If transactional applications characterized by very frequent small transactions add or change one or more records (insert / update), in the case of analytical systems opposite picture - the largest load is created relatively rare but serious samples (select) the hundreds of thousands and millions of records, often with groups and calculation of totals (so-called units). Write operations wherein a low, often less than 1% of the total. And often you record large blocks (bulk load). It should be noted that the analytical sample is one important feature - they usually contain only a few fields. On average, in the analytic SQL-user request them rarely more than 7-8. This is due to the fact that the human mind is unable to properly absorb information more than 5-7 sections.

However, what happens if you choose, for example, only 3 fields from the table, in which there are only 50? Due to progressive data storage in traditional DBMS (required, as we remember, for frequent operations to add new entries to the accounting systems) will be read completely all lines completely with all fields. This means that no matter whether we need only 50 fields or 3, with the disc in any case they are read entirely, passed through the disk controller, input and output to the processor, which has only necessary to take away request. Unfortunately, the channels of disk IO are usually the main limiter performance analytical systems. As a result, the effectiveness of traditional RDBMS in the performance of this query can be reduced by 10-15 times because of the imminent reading unnecessary data. And Moore's Law on the rate of input-output disk drives much weaker than the speed of processors and amount of memory. So, apparently, the situation will only get worse.

To solve this problem are called columnar DBMS. The basic idea of columnar database - it can store data in rows, as do traditional DBMS, and on columns. This means that from the point of view of SQL-client data is typically represented as a table, but a table is physically these plurality of columns, each of which is essentially a table of one field. At the same physical disk space value of one field are stored one after the other - something like this:

[A1, A2, A3], [B1, B2, B3], [C1, C2, C3], etc.

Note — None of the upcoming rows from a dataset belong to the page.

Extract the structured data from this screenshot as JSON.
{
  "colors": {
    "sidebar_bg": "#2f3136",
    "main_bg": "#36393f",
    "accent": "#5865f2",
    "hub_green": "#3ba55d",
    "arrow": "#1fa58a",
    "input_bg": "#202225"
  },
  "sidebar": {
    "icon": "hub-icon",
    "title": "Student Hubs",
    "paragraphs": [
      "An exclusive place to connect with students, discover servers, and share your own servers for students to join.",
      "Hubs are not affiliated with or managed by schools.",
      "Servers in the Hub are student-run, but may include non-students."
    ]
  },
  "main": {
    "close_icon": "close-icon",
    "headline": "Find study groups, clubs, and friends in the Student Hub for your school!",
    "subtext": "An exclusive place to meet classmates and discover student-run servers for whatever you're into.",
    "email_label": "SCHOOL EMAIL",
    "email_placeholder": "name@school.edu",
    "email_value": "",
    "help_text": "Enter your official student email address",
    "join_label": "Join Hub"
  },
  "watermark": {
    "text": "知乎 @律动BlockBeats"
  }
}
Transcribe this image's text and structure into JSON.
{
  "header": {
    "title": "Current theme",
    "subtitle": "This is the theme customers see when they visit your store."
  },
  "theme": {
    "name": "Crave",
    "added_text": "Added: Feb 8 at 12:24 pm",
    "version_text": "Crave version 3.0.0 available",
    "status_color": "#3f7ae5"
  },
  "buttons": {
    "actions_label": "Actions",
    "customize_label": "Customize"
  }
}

This data organization leads to the fact that when the select which featured only three fields of 50 fields in the table, the disc will be physically read only 3 columns. This means that the load on the input-output channel will be about 50/3 = 17 times smaller than if the same in traditional database query.


In addition, when columnar data storage appears a great opportunity to greatly compress the data as a single column of the table data is generally of the same type can not be said about the line. Compression algorithms may be different. Here is an example of one of them - the so-called Run-Length Encoding (RLE):

If we have a table with 100 million records, made within one year, in the column "Date" will actually be stored for no more than 366 possible values, as of the year no more than 366 days (including leap years). So we can 100 million sorted values in this field is replaced by 366 pairs of values of the form <date, the number of times> and store them on disk in this form. Thus they will occupy approximately 100 thousand. Times less space, which also contributes to the query performance.

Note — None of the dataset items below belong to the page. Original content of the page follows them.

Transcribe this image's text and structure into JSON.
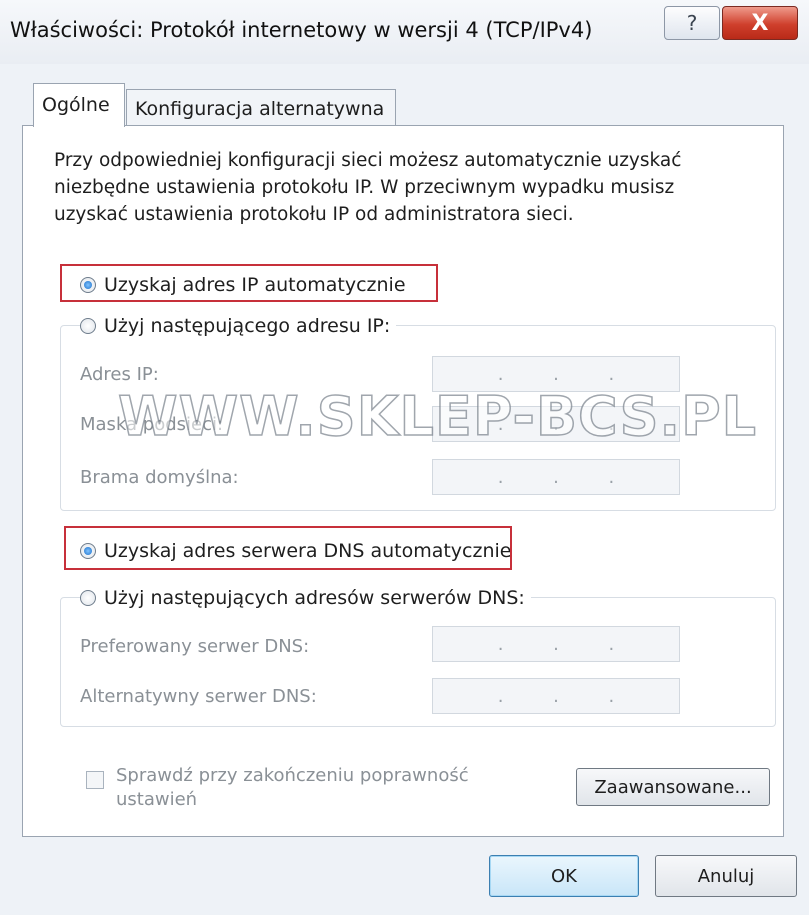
{
  "window": {
    "title": "Właściwości: Protokół internetowy w wersji 4 (TCP/IPv4)",
    "help_glyph": "?",
    "close_glyph": "X"
  },
  "tabs": [
    {
      "label": "Ogólne",
      "active": true
    },
    {
      "label": "Konfiguracja alternatywna",
      "active": false
    }
  ],
  "description": "Przy odpowiedniej konfiguracji sieci możesz automatycznie uzyskać niezbędne ustawienia protokołu IP. W przeciwnym wypadku musisz uzyskać ustawienia protokołu IP od administratora sieci.",
  "ip": {
    "auto_label": "Uzyskaj adres IP automatycznie",
    "auto_checked": true,
    "manual_label": "Użyj następującego adresu IP:",
    "manual_checked": false,
    "fields": [
      {
        "label": "Adres IP:",
        "value": ". . ."
      },
      {
        "label": "Maska podsieci:",
        "value": ". . ."
      },
      {
        "label": "Brama domyślna:",
        "value": ". . ."
      }
    ]
  },
  "dns": {
    "auto_label": "Uzyskaj adres serwera DNS automatycznie",
    "auto_checked": true,
    "manual_label": "Użyj następujących adresów serwerów DNS:",
    "manual_checked": false,
    "fields": [
      {
        "label": "Preferowany serwer DNS:",
        "value": ". . ."
      },
      {
        "label": "Alternatywny serwer DNS:",
        "value": ". . ."
      }
    ]
  },
  "validate": {
    "label": "Sprawdź przy zakończeniu poprawność ustawień",
    "checked": false
  },
  "buttons": {
    "advanced": "Zaawansowane...",
    "ok": "OK",
    "cancel": "Anuluj"
  },
  "watermark": "WWW.SKLEP-BCS.PL",
  "colors": {
    "highlight": "#c7303a",
    "close_button": "#cf3f2c",
    "window_bg": "#eef2f7"
  }
}
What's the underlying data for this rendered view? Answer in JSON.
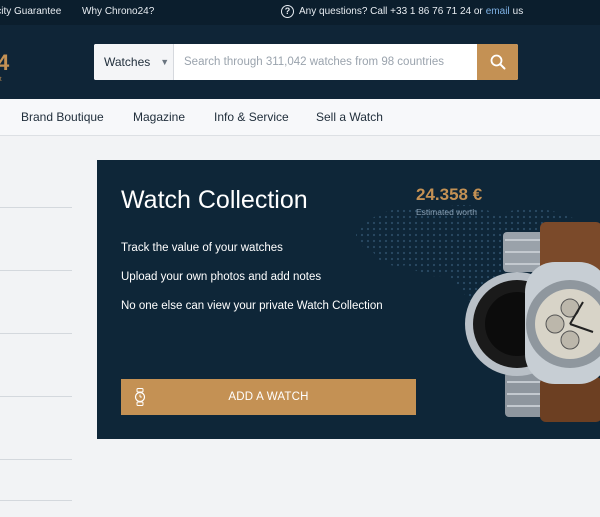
{
  "topbar": {
    "left_items": [
      "icity Guarantee",
      "Why Chrono24?"
    ],
    "question_text": "Any questions? Call +33 1 86 76 71 24 or",
    "email_text": "email",
    "us_text": "us"
  },
  "header": {
    "logo_fragment": "4",
    "logo_sub_fragment": "t",
    "category_value": "Watches",
    "search_placeholder": "Search through 311,042 watches from 98 countries"
  },
  "nav": {
    "items": [
      "Brand Boutique",
      "Magazine",
      "Info & Service",
      "Sell a Watch"
    ]
  },
  "collection": {
    "title": "Watch Collection",
    "price": "24.358 €",
    "price_label": "Estimated worth",
    "features": [
      "Track the value of your watches",
      "Upload your own photos and add notes",
      "No one else can view your private Watch Collection"
    ],
    "add_button": "ADD A WATCH"
  },
  "colors": {
    "accent": "#c49154",
    "topbar_bg": "#0b1e2d",
    "header_bg": "#0f2537",
    "card_bg": "#0e2638",
    "link": "#7fb2e5"
  },
  "icons": [
    "question-circle-icon",
    "chevron-down-icon",
    "search-icon",
    "watch-icon"
  ]
}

From a developer's perspective, columnar DBMS usually correspond ACID and support largely SQL-99 standard.

Resume

Columnar DBMS designed to solve the problem of inefficiency of traditional databases in analytical systems and systems in the vast majority of operations such as 'read'. They allow for cheaper and less powerful hardware to get a speed boost query performance at 5, 10 and sometimes even 100 times, while, thanks to compression, the data on the disk will take 5-10 times less than in the case of traditional DBMS.

In columnar DBMS there are disadvantages - they are slow to write, not suitable for transactional systems, and as a rule, because of the "youth" have a number of limitations to the developer who is used to the development of traditional DBMS.

Columnar DBMS usually used in analytical systems class business intelligence (ROLAP) and analytical data warehouse (data warehouses). And the amount of data can be quite large - there are examples on 300-500TB and even cases with> 1PB of data.